Cardinal Dario Castrillón Hoyos, a top contender to succeed the
pope, sniffed and said, "It's already an X-ray of the
problem that so many of the questions were in English." To put off
reporters, he loftily proclaimed, "The pope is
worried over peace in the world." But that only made the pope sound
as trite and irrelevant as a Miss America contestant.
"Concerning the problem of sexual abuse and cases of pedophilia, I have
only one answer," the cardinal said.
"In today's culture of pansexualism and libertinism created in this
world, several priests, being of this culture,
have committed the most serious crime of sexual abuse." That remark
reflects such ignorance, it's scary.
Pedophilia is not the byproduct of a "libertine" culture.

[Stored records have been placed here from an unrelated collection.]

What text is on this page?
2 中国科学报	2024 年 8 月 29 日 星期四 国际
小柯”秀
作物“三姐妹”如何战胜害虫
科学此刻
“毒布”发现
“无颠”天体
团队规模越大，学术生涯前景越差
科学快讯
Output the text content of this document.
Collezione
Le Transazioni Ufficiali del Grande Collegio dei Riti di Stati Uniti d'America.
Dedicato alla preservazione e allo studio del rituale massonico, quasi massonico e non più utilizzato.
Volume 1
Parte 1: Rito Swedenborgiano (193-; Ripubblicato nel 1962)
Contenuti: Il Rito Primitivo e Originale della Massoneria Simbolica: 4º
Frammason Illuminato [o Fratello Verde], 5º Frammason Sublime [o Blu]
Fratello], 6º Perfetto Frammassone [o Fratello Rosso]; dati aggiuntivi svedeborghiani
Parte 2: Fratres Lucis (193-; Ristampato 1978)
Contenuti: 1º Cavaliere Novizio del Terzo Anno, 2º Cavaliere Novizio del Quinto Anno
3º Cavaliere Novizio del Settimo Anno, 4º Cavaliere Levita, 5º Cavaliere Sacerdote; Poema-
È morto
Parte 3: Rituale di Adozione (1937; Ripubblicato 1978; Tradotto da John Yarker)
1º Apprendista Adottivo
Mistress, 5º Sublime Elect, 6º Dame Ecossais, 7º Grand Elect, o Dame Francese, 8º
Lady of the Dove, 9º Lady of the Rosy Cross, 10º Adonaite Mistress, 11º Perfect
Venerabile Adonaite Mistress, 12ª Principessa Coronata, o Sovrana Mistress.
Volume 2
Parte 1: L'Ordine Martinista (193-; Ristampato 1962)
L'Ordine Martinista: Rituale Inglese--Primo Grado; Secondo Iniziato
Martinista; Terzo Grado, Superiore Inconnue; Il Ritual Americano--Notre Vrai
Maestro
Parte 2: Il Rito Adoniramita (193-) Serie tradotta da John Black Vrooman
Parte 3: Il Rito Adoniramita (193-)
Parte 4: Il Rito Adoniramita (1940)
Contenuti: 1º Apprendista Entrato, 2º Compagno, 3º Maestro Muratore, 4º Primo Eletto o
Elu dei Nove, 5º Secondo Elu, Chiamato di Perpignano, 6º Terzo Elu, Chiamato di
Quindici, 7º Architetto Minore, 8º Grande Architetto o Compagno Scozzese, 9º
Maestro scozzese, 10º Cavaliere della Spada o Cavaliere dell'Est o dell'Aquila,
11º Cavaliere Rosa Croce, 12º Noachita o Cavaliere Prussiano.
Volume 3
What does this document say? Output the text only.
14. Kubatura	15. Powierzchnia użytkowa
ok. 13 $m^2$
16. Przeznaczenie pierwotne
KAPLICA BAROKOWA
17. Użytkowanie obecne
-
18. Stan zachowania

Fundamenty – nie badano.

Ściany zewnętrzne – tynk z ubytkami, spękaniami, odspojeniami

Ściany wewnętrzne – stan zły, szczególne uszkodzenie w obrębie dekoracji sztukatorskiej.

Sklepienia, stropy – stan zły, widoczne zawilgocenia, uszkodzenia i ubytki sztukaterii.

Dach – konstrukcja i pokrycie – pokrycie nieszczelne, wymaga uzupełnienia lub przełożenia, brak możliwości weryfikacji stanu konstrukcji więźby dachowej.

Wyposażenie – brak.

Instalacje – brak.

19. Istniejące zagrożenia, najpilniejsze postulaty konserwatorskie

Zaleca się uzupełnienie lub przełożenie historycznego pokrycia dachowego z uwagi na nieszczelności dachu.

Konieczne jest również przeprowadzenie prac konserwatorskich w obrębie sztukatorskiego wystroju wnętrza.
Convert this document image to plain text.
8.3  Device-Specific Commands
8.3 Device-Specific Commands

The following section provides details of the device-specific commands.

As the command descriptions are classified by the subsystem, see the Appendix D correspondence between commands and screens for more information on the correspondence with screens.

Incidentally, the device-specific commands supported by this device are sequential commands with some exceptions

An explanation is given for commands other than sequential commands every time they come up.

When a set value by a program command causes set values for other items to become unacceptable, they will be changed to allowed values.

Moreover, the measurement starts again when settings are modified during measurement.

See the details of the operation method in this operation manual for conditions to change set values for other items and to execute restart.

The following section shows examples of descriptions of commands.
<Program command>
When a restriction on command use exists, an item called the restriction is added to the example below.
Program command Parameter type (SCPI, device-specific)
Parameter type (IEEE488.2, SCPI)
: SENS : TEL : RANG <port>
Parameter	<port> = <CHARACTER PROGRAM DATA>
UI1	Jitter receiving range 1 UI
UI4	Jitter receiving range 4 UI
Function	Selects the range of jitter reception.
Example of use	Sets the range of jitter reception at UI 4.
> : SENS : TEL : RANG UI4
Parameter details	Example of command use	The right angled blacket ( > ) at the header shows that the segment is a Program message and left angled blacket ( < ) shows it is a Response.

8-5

Nearly all
Americans who live in this same culture
do not put their hands on boys. And who says our culture is more libertine
than France's or Italy's, anyway?
The Times's Melinda Henneberger pressed a Vatican official about why
the pope could not offer anguished
American Catholics more moral guidance. He replied, "With all that
is going on in the world, I'm just not sure
it would be convenient for him to choose to speak on this."
The Vatican's cavalier attitude will only intensify the collision between
the open, modernizing spirit of America
and the deeply anti-democratic spirit of the church. Packed with conservatives
appointed by John Paul,
the Vatican regards U.S. Catholics as lazy and spoiled consumer brats,
shopping and cavorting in Babylon.
And American boomers, who see the Vatican's precepts on sex and virtue
as frozen and antiquated, have become
"cafeteria Catholics," selecting dishes from the Vatican prix fixe
menu and circumnavigating bans on premarital sex,
birth control and divorce. (Rome got rid of the cool traditions, like
Latin Masses, and the healthy ones, like No Meat
on Friday, and kept the divisive ones — feigning modernization with
the hootenanny "handshake of peace.")
Back in the 12th century, celibacy may have provided priests some extra
mystique. Wrapped in purity and secrecy,
they became, as one priest puts it, "sacramental studs." But now we
have a perp walk of sacramental perverts. It is
glaringly clear that mandatory celibacy — stifling God-given urges
— draws a disproportionate number of men fleeing confusion about their
sexuality.
In a weird way, celibacy italicizes sex and installs an obsession with
sex at the very heart of the identity of the
priesthood. The one place the church needs to go to save itself — shedding
its dysfunctional all-male, all-celibate,
all-closed culture — is the one place it's unwilling to go.
Three Hail Marys and two Our Fathers will not be enough.